Gewalt im Bürgerpark in Mühlheim: Jugendlicher mit Reizgas verletzt
Donnerstag, 26.03.2026
von Redaktion Kinzig News
MÜHLHEIM AM MAIN - Mühlheim am Main steht unter Schock: Nach einer brutalen Auseinandersetzung am Mittwochabend ermittelt die Polizei gegen zwei Heranwachsende. Im Raum stehen Raub und gefährliche Körperverletzung.
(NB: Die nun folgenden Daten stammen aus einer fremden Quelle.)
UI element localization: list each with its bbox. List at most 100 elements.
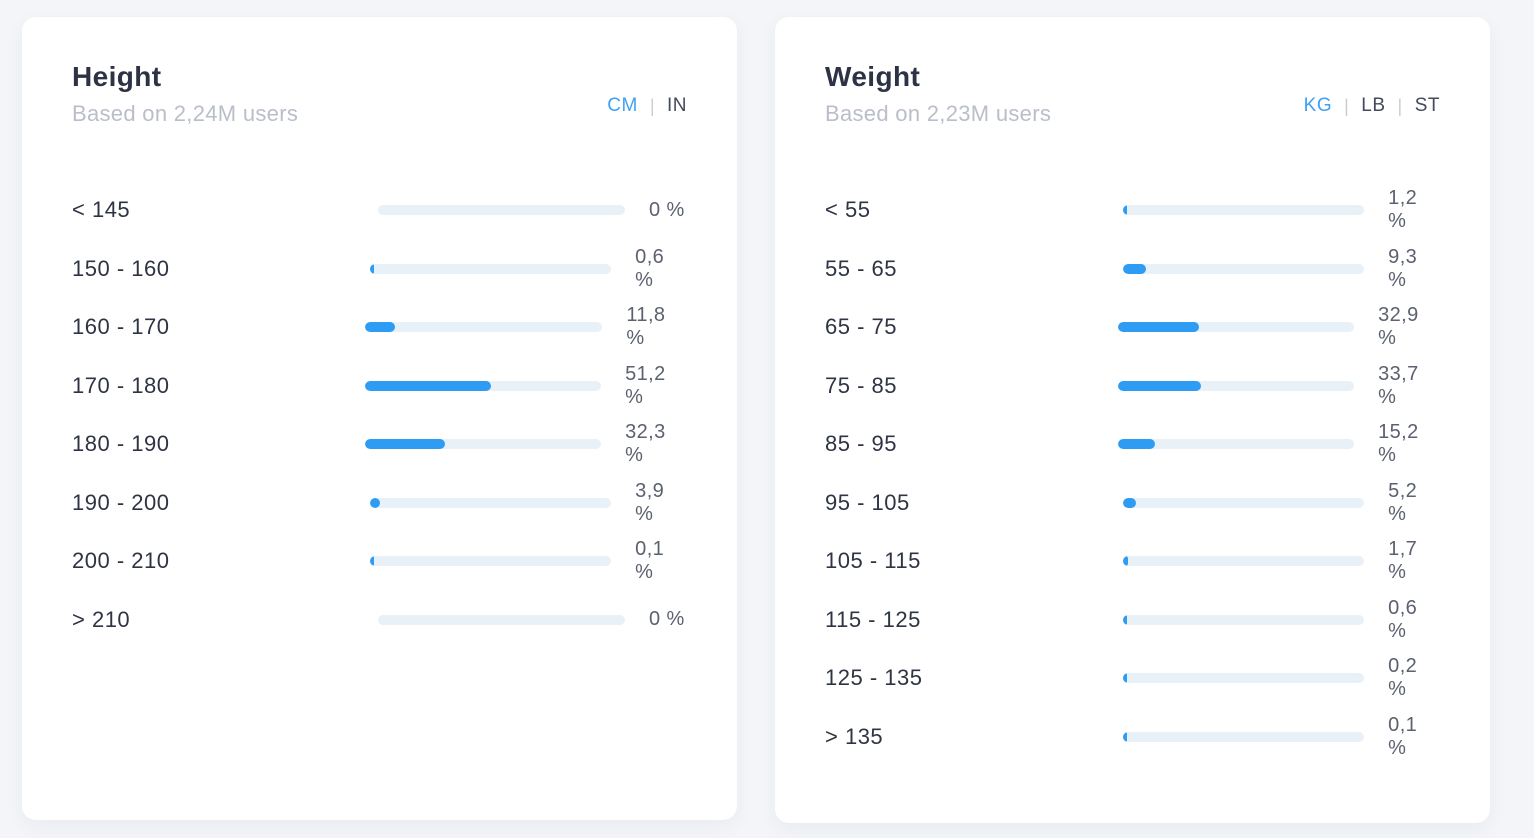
bar-fill <box>1123 556 1128 567</box>
bar-track <box>365 322 603 333</box>
height-unit-toggle: CM | IN <box>607 95 687 117</box>
range-label: 65 - 75 <box>825 314 897 340</box>
bar-fill <box>365 322 395 333</box>
unit-kg-button[interactable]: KG <box>1303 95 1333 116</box>
distribution-row: > 135 0,1 % <box>825 708 1440 767</box>
range-label: 160 - 170 <box>72 314 170 340</box>
bar-fill <box>364 380 492 391</box>
height-distribution-list: < 145 0 % 150 - 160 0,6 % 160 - 170 11,8 % 170… <box>72 181 687 649</box>
unit-st-button[interactable]: ST <box>1414 95 1440 116</box>
card-title: Weight <box>825 61 921 92</box>
bar-track <box>370 556 612 567</box>
card-subtitle: Based on 2,23M users <box>825 101 1052 126</box>
range-label: > 210 <box>72 606 131 632</box>
distribution-row: 75 - 85 33,7 % <box>825 357 1440 416</box>
height-card-heading: Height Based on 2,24M users <box>72 59 298 129</box>
bar-fill <box>1123 205 1128 216</box>
distribution-row: 170 - 180 51,2 % <box>72 357 687 416</box>
range-label: 170 - 180 <box>72 372 170 398</box>
distribution-row: 85 - 95 15,2 % <box>825 415 1440 474</box>
distribution-row: < 55 1,2 % <box>825 181 1440 240</box>
percent-value: 0 % <box>649 198 685 221</box>
distribution-row: 105 - 115 1,7 % <box>825 532 1440 591</box>
distribution-row: 125 - 135 0,2 % <box>825 649 1440 708</box>
bar-fill <box>1123 263 1147 274</box>
bar-fill <box>1123 673 1128 684</box>
bar-track <box>364 380 602 391</box>
bar-track <box>1123 614 1365 625</box>
bar-track <box>1123 497 1365 508</box>
percent-value: 3,9 % <box>635 479 665 525</box>
range-label: 75 - 85 <box>825 372 897 398</box>
bar-track <box>370 497 612 508</box>
height-card-header: Height Based on 2,24M users CM | IN <box>72 17 687 129</box>
percent-value: 1,7 % <box>1388 538 1418 584</box>
distribution-row: < 145 0 % <box>72 181 687 240</box>
distribution-row: 115 - 125 0,6 % <box>825 591 1440 650</box>
bar-fill <box>1123 731 1128 742</box>
range-label: 115 - 125 <box>825 606 921 632</box>
bar-track <box>1117 322 1355 333</box>
percent-value: 0,2 % <box>1388 655 1418 701</box>
height-card: Height Based on 2,24M users CM | IN < 145 0… <box>22 17 737 820</box>
bar-fill <box>370 263 375 274</box>
bar-track <box>1123 556 1365 567</box>
distribution-row: 65 - 75 32,9 % <box>825 298 1440 357</box>
unit-cm-button[interactable]: CM <box>607 95 638 116</box>
range-label: 125 - 135 <box>825 665 923 691</box>
weight-unit-toggle: KG | LB | ST <box>1304 95 1440 117</box>
percent-value: 33,7 % <box>1378 362 1419 408</box>
unit-lb-button[interactable]: LB <box>1361 95 1386 116</box>
range-label: < 145 <box>72 197 131 223</box>
range-label: 85 - 95 <box>825 431 897 457</box>
range-label: 180 - 190 <box>72 431 170 457</box>
percent-value: 1,2 % <box>1388 187 1418 233</box>
bar-fill <box>1117 322 1200 333</box>
bar-fill <box>1117 380 1202 391</box>
bar-track <box>364 439 602 450</box>
range-label: 200 - 210 <box>72 548 170 574</box>
range-label: < 55 <box>825 197 871 223</box>
bar-fill <box>1117 439 1156 450</box>
bar-fill <box>1123 614 1128 625</box>
bar-track <box>1123 731 1365 742</box>
distribution-row: 150 - 160 0,6 % <box>72 240 687 299</box>
bar-track <box>1117 380 1355 391</box>
range-label: 55 - 65 <box>825 255 897 281</box>
unit-separator: | <box>649 95 655 116</box>
distribution-row: 190 - 200 3,9 % <box>72 474 687 533</box>
range-label: 95 - 105 <box>825 489 910 515</box>
bar-fill <box>370 556 375 567</box>
distribution-row: 95 - 105 5,2 % <box>825 474 1440 533</box>
bar-track <box>370 263 612 274</box>
range-label: 190 - 200 <box>72 489 170 515</box>
bar-fill <box>1123 497 1137 508</box>
bar-track <box>378 205 625 216</box>
percent-value: 0,1 % <box>1388 713 1418 759</box>
distribution-row: > 210 0 % <box>72 591 687 650</box>
percent-value: 0 % <box>649 608 685 631</box>
percent-value: 32,9 % <box>1378 304 1419 350</box>
bar-track <box>1117 439 1355 450</box>
percent-value: 15,2 % <box>1378 421 1419 467</box>
percent-value: 0,1 % <box>635 538 665 584</box>
unit-separator: | <box>1397 95 1403 116</box>
distribution-row: 160 - 170 11,8 % <box>72 298 687 357</box>
weight-card-header: Weight Based on 2,23M users KG | LB | ST <box>825 17 1440 129</box>
percent-value: 0,6 % <box>1388 596 1418 642</box>
card-title: Height <box>72 61 162 92</box>
weight-card-heading: Weight Based on 2,23M users <box>825 59 1051 129</box>
unit-separator: | <box>1344 95 1350 116</box>
bar-track <box>378 614 625 625</box>
percent-value: 5,2 % <box>1388 479 1418 525</box>
percent-value: 0,6 % <box>635 245 665 291</box>
bar-fill <box>364 439 445 450</box>
distribution-row: 55 - 65 9,3 % <box>825 240 1440 299</box>
bar-track <box>1123 205 1365 216</box>
bar-track <box>1123 673 1365 684</box>
card-subtitle: Based on 2,24M users <box>72 101 299 126</box>
range-label: 150 - 160 <box>72 255 170 281</box>
range-label: > 135 <box>825 723 884 749</box>
unit-in-button[interactable]: IN <box>667 95 687 116</box>
weight-distribution-list: < 55 1,2 % 55 - 65 9,3 % 65 - 75 32,9 % 75 - 8… <box>825 181 1440 766</box>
Gegen 18.30 Uhr ging ein Notruf aus dem Bereich des Bürgerparks ein. Zunächst war sogar von Schüssen die Rede. Vor Ort stellte sich die Lage dann klarer dar: Drei Personen waren in eine körperliche Auseinandersetzung geraten.
Verdächtige flüchten ohne Fahrerlaubnis auf Motorroller
Dabei soll einer der beiden Tatverdächtigen im Alter von 18 und 20 Jahren einem 15-Jährigen aus nächster Nähe mit einer Reizgaspistole ins Gesicht geschossen haben. Der Jugendliche flüchtete daraufhin in ein nahegelegenes Jugendzentrum, um sich die Augen auszuspülen, wobei er seine Sporttasche am Ort des Geschehens zurückließ.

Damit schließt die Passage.